The truth is, she knew she was the problem. Relating to others was a muscle; a little over a year ago she would have loved this share too. What was it she’d been told the ism in alcoholism stood for? I separate myself. That was her, all right. Separating herself, then wondering why she felt apart. Avery let her eyes scan her neighbor’s page. He appeared to be writing poetry. She smiled to herself. A sober poet, just what the world needed. As she was thinking this, he glanced up. He could have been embarrassed, as she would have been, and closed the page, but he only smiled in collusion. They looked at each other. He was young, Black, and striking, though not exactly handsome. He had an unusual face: a straight, serious mouth and wide eyes the shape of two drawn bows. Avery was struck.

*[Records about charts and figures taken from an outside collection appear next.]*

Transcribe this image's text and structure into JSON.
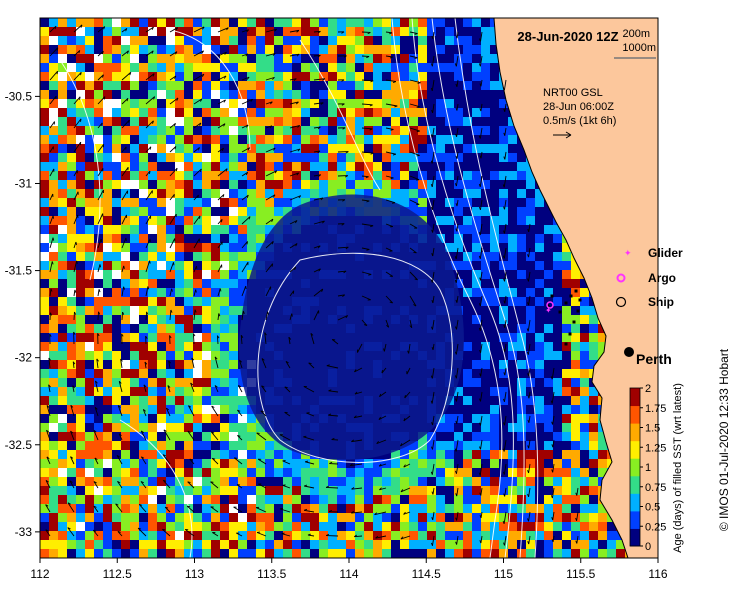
{
  "map": {
    "title": "28-Jun-2020 12Z",
    "x_ticks": [
      "112",
      "112.5",
      "113",
      "113.5",
      "114",
      "114.5",
      "115",
      "115.5",
      "116"
    ],
    "y_ticks": [
      "-30.5",
      "-31",
      "-31.5",
      "-32",
      "-32.5",
      "-33"
    ],
    "lon_range": [
      112,
      116
    ],
    "lat_range": [
      -33.15,
      -30.05
    ]
  },
  "contours_legend": {
    "label_200": "200m",
    "label_1000": "1000m"
  },
  "current_legend": {
    "line1": "NRT00 GSL",
    "line2": "28-Jun 06:00Z",
    "line3": "0.5m/s (1kt 6h)"
  },
  "platform_legend": {
    "glider": "Glider",
    "argo": "Argo",
    "ship": "Ship",
    "glider_color": "#ff33ff",
    "argo_color": "#ff33ff",
    "ship_color": "#000000"
  },
  "city": {
    "name": "Perth"
  },
  "colorbar": {
    "ticks": [
      "2",
      "1.75",
      "1.5",
      "1.25",
      "1",
      "0.75",
      "0.5",
      "0.25",
      "0"
    ],
    "label": "Age (days) of filled SST (wrt latest)",
    "range": [
      0,
      2
    ],
    "colors": [
      "#00007f",
      "#0040ff",
      "#00b0ff",
      "#33dd88",
      "#88ee22",
      "#ffee00",
      "#ffaa00",
      "#ff5500",
      "#a00000"
    ]
  },
  "credit": "© IMOS 01-Jul-2020 12:33 Hobart",
  "colors": {
    "land": "#fcc79c",
    "water_frame": "#ffffff"
  }
}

After the meeting, she found him outside smoking. He was alone, standing just a little away from the group that was discussing which Le Pain Quotidien to go to for fellowship. She sidled up alongside him.
“Could I bum one of those?” she asked.
Thank god for smoking, she thought, the universal conversation starter for shy, socially awkward, or self-destructive strangers the world over. He pulled one from his pack and leaned over to light hers with an old silver Zippo.
“I’m Charlie,” he said, as the flame shot up between them.
“Avery,” she said, inhaling. “So, you’re a poet?”
He had an irrepressible smile, as though in a constant and amusing dialogue with himself.
“Guilty,” he said. “And you’re an American.”
She smiled.
“Guilty too,” she said.
A moment of silence drifted down between them like a balloon losing helium.
“I didn’t know real poets still existed,” she said.
“I don’t know how real I am,” he said. “But I exist. Are you a real American?”
“I’m from New York,” she said.
“So no,” he said, and she laughed.
“And you can make a living? As a poet?”